The firm suggested the taskforce could be made up from industry, government, regulators and consumer groups.

Now Pensions also proposed that members with multiple pots within one scheme only be charged once for administration, adding that members should not be charged at all if their deferred pot is valued at less than £50.

The provider conceded that setting a floor for charges was a balancing act between fairness to all members, ensuring the existence of a cap does not introduce cross subsidy, avoiding discouraging members from combining pots and undermining master trusts’ financial sustainability.

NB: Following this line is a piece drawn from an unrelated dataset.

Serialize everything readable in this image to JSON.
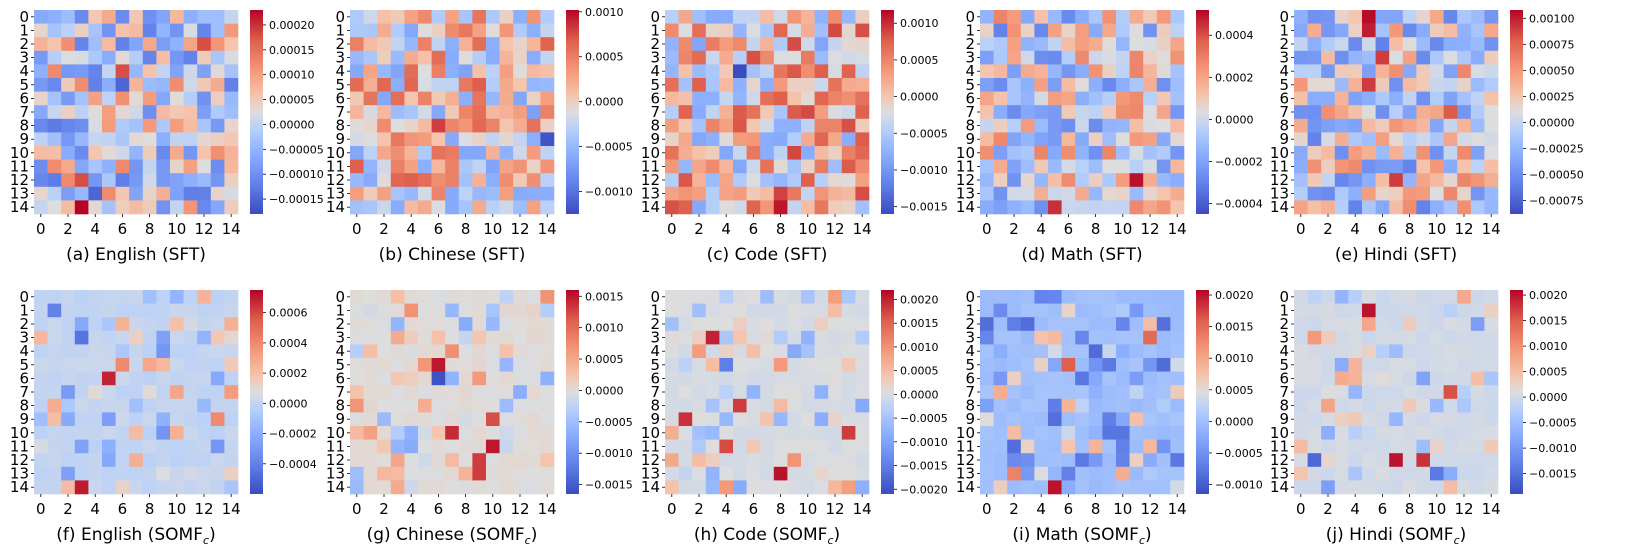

The company consequently endorsed what it called “a balanced approach to change”, where even the smallest caches of member savings could not be completely eroded by charges but AE master trusts can continue to serve the core AE market.

Now: Pensions CEO, Patrick Luthi, commented: “The government needs to work with the sector to address these issues. Resolution of high numbers of small, deferred pots could, in time, lead to improvements being made in the level and structure of the charge cap as well as possible improvements in member engagement as they see their pots grow to a more substantial size.

“We are encouraged by DWP’s recognition of the importance of combination charges. These are important in guarding against excessive cross subsidy between members and ensuring transparency. It is notable that all five core AE providers have some form of combination charges.

“It is these core AE providers that have done the heavy lifting by ensuring that the government’s ambitions for AE can be met.”